Friday, December 02, 2005

Best argument for supporting the Goldwater Institute I've ever seen

I've attended a few Goldwater Institute events, such as hearing P.J. O'Rourke and Ben Stein speak, but I've never actually donated money to them. In my opinion, they're too supportive of the Republican Party in Arizona. Seeing this Len Munsil piece railing against them, however, is the strongest argument in favor of doing so that I've seen.

Munsil's an anti-porn crusader who used to be editor of Arizona State University's State Press back when I was an undergraduate. He refused to print a letter I wrote criticizing factual errors in an editorial he wrote about the Strategic Defense Initiative ("Star Wars"), specifically his claim that X-ray lasers do not involve nuclear explosions. He invited me to his office to discuss his decision, but still refused to print my letter or a correction to his erroneous statement. That made me believe he was dishonest, and seeing the arguments he's continued to make since that time has only confirmed my opinion. He typically argues by assertion, not with evidence, as you can see repeated in the piece linked above.

He was extremely exercised by the fact that Republican Governor Jane Dee Hull signed a bill to repeal Arizona's laws against sodomy, oral sex, and cohabitation on May 8, 2001.

5 comments:

cowmix said...

I'll grant you that the Goldwater Institute (GI) advances policy that is preferable to what the cultural conservatives who have hijacked today's AZ Republican party push on a daily basis. So if you are going to kick a few coins to the GI, you really need to make clear what policies of theirs you like. I am not sure that a contribution can be made in a such a surgical fashion.

I personally don't have a lot of knowledge of the GI but off-hand I know that some of their "senior fellows" drive me crazy. I think one of them is a climate change skeptic (that gets $$ from the oil companies). I am also not a fan of Stephen Moore.

BTW.. I am not sure if you have been reading the comments that Ben Stein has been making about Bush and the Plame scandal.. it seems that he has lost it.

cowmix said...

Update: Good lord, Mr Munsil just announced (December 1st, 2005) his intentions to run for governor of Arizona.

Einzige said...

If I still lived in AZ I'd consider going public as his long-time boy-toy.

Lippard said...

I agree with you completely about Stephen Moore and Ben Stein, who both seem to have drunk the Bush Kool-aid.

I tend to like GI's policy statements on education (I was glad to see that the University of Arizona has raised $1 billion in private endowment funding, whereas ASU seems to prefer eating at the public trough or taking funds from wealthy Mormons like Ira Fulton and W.P. Carey in exchange for becoming BYU South).

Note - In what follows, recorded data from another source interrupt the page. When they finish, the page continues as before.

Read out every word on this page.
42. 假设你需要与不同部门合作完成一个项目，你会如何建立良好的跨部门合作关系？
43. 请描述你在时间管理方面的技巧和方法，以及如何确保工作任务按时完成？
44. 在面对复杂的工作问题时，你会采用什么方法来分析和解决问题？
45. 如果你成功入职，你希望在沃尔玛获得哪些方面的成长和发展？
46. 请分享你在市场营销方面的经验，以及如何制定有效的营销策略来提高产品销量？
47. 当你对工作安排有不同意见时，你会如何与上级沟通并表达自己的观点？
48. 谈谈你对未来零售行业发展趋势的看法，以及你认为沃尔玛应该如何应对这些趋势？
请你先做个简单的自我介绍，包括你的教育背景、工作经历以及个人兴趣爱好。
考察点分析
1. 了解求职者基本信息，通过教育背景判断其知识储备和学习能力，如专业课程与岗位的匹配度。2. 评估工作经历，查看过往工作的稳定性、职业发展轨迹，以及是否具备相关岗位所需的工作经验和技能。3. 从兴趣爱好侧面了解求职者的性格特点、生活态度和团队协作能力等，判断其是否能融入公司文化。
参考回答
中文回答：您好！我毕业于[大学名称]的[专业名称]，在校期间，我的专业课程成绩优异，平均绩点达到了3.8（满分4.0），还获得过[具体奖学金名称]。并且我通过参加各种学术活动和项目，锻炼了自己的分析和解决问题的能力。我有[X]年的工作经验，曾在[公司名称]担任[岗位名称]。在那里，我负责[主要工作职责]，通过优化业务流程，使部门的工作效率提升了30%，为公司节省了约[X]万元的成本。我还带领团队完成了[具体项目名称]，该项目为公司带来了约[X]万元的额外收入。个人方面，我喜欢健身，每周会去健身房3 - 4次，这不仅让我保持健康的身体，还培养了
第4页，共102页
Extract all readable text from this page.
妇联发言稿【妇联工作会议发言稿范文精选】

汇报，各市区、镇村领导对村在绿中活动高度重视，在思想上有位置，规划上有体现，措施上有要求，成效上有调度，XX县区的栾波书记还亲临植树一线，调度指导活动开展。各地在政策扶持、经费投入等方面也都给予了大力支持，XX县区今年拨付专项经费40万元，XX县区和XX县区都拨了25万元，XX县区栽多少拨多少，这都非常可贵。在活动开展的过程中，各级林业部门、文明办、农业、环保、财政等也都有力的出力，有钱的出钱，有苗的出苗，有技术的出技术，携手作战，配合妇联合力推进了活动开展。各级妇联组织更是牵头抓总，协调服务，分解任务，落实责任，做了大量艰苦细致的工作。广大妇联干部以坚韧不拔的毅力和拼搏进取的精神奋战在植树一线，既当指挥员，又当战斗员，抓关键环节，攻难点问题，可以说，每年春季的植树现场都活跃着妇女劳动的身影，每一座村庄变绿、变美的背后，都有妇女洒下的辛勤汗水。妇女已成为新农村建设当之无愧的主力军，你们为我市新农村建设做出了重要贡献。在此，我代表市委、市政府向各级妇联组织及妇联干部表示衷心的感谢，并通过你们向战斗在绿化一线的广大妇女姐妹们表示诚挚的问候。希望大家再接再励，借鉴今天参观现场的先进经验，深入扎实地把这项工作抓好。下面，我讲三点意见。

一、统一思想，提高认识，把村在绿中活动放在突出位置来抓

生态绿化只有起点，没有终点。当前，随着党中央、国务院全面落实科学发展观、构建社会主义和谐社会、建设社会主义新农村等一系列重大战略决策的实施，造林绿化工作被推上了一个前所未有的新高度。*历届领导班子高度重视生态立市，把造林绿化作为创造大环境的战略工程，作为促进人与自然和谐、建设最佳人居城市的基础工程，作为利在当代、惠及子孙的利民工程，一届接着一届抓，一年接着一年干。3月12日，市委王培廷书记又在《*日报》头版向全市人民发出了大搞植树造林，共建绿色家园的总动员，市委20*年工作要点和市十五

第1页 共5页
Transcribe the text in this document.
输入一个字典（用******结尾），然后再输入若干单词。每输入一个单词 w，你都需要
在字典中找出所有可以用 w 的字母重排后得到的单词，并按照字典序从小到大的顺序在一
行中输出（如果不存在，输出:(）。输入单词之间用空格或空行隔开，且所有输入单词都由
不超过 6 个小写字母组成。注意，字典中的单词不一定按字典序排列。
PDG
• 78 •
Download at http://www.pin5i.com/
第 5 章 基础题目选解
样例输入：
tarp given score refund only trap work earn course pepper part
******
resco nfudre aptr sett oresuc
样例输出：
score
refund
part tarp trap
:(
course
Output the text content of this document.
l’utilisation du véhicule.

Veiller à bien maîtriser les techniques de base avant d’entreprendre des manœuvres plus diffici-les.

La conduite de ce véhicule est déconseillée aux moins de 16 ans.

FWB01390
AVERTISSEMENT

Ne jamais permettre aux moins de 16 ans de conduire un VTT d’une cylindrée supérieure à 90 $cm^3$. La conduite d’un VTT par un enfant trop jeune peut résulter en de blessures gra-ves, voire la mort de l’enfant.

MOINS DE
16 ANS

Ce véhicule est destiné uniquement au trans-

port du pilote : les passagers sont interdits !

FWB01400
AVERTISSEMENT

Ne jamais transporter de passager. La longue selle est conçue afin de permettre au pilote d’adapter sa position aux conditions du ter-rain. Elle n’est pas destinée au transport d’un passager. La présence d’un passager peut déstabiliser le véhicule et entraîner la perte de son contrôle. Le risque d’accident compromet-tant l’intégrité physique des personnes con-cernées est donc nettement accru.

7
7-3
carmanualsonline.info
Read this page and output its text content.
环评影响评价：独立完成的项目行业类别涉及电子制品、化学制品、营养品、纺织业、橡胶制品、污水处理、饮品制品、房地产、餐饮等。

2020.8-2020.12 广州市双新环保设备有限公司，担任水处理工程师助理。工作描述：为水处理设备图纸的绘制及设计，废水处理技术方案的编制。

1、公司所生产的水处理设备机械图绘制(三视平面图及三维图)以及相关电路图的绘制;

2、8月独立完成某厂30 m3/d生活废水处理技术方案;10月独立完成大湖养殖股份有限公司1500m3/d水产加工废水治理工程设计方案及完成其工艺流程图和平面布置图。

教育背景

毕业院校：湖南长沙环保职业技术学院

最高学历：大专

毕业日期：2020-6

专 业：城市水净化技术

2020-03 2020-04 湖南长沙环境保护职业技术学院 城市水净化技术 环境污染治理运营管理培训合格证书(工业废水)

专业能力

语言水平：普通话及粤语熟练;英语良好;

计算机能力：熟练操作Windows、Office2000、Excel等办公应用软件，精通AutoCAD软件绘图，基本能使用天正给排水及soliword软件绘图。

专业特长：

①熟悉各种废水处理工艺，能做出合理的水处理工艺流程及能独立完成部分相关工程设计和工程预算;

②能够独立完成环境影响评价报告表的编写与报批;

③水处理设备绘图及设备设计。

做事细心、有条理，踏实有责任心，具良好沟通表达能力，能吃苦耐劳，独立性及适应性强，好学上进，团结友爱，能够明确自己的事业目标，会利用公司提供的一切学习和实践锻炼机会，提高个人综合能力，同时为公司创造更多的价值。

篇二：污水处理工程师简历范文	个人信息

I agree with their stances on the issues that Munsil clashed with them on. I agree with them on eminent domain abuse (though the Institute for Justice is the real leader there, and I actually give them money).

It was actually Munsil running for governor that prompted me to find that GI piece, but I was in such a rush (preparing to leave for Las Vegas for an Internet Infidels board meeting) that I neglected to mention that article.

Lippard said...

Cowmix:

Which senior fellows drive you crazy? Balling is the climate change skeptic, and you've mentioned Moore.

I've been a big fan of Randy Barnett since I first heard him speak at an IHS seminar in the late 1980s. I have positive impressions of Vernon Smith's and Gordon Tullock's work (both were at UA and are now at George Mason; Smith is a Nobel laureate and Tullock was a near-miss in 1986 when his colleague James Buchanan got one for public choice theory).

I don't know much about Kors but I like what I've seen from his organization FIRE--they seem principled defenders of freedom of speech.

I know and like the work of David Schmitz (who's back at UA, where he got his Ph.D. in philosophy); his book The Limits of Government is excellent.

I have met Clint Bolick on a number of occasions and like him and most of the litigation work he's done for the Institute for Justice; I strongly disagree with him on a number of issues--he supported John Ashcroft's nomination for AG, saying that he didn't think Ashcroft would act on his views about censorship; he wrote an adulatory reminiscence about Justice William Rehnquist (which was briefly discussed at this blog). I get the impression he may be more of a social conservative than a libertarian (e.g., he's pals with Kenneth Starr, who spoke at an IJ Arizona event).

I tend to disagree with some aspects of libertarian thought on education in that I think there should be federal-level minimum standards (real ones, not the fake ones that Bush has put into effect where each state gets to redefine failure as success), and I'm not completely averse to public funding, but I think the actual provision of educational services should be privatized.